Suicide risks for LGBT youth are significantly higher than those for straight peers, according ot advocates. Transgender youth, in particular, face higher risks, including risks of violence and bullying.
Tucker says TOY has responded with services to support transgender youth.
“It’s a rising population group in the space,” Tucker said. “We’ve added a transgender intern and started the Q-Tribe [transgender youth support] group.”
Additionally TOY is engaged in safe zone trainings at local schools, Tucker said. The trainings include trans-specific language and issues.
Paige Dula, founder of transgender support group Genderlines, was shocked to hear of the youth’s death.
“My initial reaction was one of horror,” Dula said. “I always hate hearing of a young trans person taking their life. It breaks my heart.”
But Dula cautioned there are “a lot of factors that contribute to feelings of suicide.”
Mara Keisling, executive director of the National Center for Transgender Equality, also said she was taken aback by the news.
“I’m just heartbroken about all this violence of different kinds we’re seeing,” Keisling said, referring also to a recent increase in reports of violence against transgender people.
Keisling said her group is working on anti-violence programs, as well as services to help train local law enforcement and policies to end harmful conversion therapies.
Most important, Keisling said, is that people speak up and support each other.
“I think people, trans or not, queer or not, need to be there for each other, need to stand up for each other,” she said.
Keisling added, “I am so broken hearted over this. Ash’s mom, April, from the news reports clearly loved and supported Ash. I can’t imagine what she’s going through and can’t imagine what Ash was going through. A lot of people around the country have broken hearts over this.”
News of the youth’s passing comes as the city of Charlotte engages in a tense debate over LGBT-inclusive non-discrimination ordinances.
Leaders aren’t linking the two incidents together, calling them an “unfortunate coincidence.”
“We don’t know what was going through his mind,” Tucker said.
Tucker hopes that youth in need will reach out for support. TOY, he said, provides free therapy, support specifically for transgender youth and safe-space drop-in center.
“We can get them the help they need,” he said.

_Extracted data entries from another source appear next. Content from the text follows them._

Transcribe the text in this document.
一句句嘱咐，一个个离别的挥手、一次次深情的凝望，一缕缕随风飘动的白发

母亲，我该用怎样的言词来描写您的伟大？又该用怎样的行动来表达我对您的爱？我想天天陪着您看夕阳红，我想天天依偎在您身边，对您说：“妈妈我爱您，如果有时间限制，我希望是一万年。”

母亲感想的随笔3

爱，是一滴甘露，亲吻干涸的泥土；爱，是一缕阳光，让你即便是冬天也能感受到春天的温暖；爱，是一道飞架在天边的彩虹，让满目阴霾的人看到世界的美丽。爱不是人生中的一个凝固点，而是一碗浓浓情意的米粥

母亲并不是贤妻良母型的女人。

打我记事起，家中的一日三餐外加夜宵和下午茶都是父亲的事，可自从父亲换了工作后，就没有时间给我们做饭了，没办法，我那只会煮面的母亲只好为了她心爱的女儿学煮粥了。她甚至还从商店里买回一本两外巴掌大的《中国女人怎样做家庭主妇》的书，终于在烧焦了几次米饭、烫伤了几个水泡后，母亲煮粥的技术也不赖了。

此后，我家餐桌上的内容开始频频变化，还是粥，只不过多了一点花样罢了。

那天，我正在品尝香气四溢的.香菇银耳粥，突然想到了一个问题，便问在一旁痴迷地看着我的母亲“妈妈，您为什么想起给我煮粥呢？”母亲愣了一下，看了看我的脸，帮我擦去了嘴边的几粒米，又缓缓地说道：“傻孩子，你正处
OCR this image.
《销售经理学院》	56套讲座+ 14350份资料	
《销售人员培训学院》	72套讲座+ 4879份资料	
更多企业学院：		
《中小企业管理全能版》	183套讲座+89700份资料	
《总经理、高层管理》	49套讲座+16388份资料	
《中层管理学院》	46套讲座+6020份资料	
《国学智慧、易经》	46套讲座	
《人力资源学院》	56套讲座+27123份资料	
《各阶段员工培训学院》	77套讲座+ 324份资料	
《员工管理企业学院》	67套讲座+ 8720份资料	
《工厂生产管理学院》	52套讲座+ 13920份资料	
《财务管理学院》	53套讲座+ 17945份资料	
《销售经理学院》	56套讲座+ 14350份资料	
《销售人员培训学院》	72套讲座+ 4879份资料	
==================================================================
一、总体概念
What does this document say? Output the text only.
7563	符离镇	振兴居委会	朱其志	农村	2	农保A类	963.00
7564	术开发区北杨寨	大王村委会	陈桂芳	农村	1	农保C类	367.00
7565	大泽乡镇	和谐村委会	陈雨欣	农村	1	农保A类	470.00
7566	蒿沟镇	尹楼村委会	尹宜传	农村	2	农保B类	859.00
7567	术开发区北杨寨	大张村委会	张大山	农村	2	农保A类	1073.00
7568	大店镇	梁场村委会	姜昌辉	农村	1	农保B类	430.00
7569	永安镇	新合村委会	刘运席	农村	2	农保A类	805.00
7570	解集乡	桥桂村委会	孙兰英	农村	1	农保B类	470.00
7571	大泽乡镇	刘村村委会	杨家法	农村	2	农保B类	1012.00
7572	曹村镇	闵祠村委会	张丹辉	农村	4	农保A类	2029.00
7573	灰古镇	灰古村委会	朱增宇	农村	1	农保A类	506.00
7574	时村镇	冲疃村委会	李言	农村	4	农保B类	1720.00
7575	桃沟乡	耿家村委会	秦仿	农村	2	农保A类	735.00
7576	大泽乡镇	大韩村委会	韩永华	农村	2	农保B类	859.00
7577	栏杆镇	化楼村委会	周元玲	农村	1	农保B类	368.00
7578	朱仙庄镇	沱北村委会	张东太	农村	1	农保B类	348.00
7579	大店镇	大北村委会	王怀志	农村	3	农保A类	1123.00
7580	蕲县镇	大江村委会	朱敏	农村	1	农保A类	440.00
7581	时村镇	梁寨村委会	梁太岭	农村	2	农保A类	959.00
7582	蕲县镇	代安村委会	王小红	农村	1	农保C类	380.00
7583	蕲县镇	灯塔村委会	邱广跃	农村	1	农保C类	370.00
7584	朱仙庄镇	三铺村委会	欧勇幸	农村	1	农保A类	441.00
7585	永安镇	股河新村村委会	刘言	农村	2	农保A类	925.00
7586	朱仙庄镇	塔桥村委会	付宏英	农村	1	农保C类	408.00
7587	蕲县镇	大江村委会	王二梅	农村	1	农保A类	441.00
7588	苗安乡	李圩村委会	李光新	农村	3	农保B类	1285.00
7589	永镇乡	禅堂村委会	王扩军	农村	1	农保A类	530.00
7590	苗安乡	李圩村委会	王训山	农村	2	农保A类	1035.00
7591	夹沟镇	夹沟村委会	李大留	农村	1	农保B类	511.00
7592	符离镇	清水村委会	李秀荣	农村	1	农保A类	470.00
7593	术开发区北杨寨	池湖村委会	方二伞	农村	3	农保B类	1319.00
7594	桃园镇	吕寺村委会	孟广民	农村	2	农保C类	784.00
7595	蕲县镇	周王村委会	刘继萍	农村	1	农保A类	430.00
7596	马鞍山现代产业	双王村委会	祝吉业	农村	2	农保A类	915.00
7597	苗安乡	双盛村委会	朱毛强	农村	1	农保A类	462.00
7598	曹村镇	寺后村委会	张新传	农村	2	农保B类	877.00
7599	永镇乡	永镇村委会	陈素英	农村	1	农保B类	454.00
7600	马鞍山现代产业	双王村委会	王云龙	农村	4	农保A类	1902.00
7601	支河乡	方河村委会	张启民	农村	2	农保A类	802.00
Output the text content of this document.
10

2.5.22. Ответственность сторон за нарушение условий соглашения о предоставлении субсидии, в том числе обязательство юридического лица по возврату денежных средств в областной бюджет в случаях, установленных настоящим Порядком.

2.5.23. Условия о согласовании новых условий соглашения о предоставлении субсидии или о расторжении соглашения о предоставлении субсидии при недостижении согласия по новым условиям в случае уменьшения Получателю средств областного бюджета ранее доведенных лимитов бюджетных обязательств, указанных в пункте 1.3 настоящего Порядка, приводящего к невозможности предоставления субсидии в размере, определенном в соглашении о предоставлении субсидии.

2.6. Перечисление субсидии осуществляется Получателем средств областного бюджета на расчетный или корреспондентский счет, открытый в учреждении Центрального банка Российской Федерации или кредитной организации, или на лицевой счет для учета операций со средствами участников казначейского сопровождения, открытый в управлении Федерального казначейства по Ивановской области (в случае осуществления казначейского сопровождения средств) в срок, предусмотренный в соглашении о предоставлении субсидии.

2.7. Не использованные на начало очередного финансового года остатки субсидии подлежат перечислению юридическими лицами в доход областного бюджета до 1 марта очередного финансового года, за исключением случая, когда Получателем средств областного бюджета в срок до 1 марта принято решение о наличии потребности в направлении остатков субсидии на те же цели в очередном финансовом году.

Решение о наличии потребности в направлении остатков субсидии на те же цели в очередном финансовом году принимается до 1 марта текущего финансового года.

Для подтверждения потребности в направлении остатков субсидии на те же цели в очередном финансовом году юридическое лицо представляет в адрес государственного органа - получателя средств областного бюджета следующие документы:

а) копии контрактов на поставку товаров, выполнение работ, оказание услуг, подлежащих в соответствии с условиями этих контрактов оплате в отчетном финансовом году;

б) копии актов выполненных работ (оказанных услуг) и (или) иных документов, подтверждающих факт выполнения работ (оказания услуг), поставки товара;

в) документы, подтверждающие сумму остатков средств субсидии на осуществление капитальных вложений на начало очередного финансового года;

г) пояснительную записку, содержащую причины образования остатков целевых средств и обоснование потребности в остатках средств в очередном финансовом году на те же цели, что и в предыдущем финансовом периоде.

Ash’s mother has asked that donations be made in memory of Ash to Time Out Youth. Condolences can be left online.
Those youth in need of support are encouraged to contact Time Out Youth, timeoutyouth.org, 704-344-8335. Their center is located at 2320-A N. Davidson St.
Those youth in need of immediate support can call the Trevor Project helpline at 1-866-488-7386 or access resources online at thetrevorproject.org.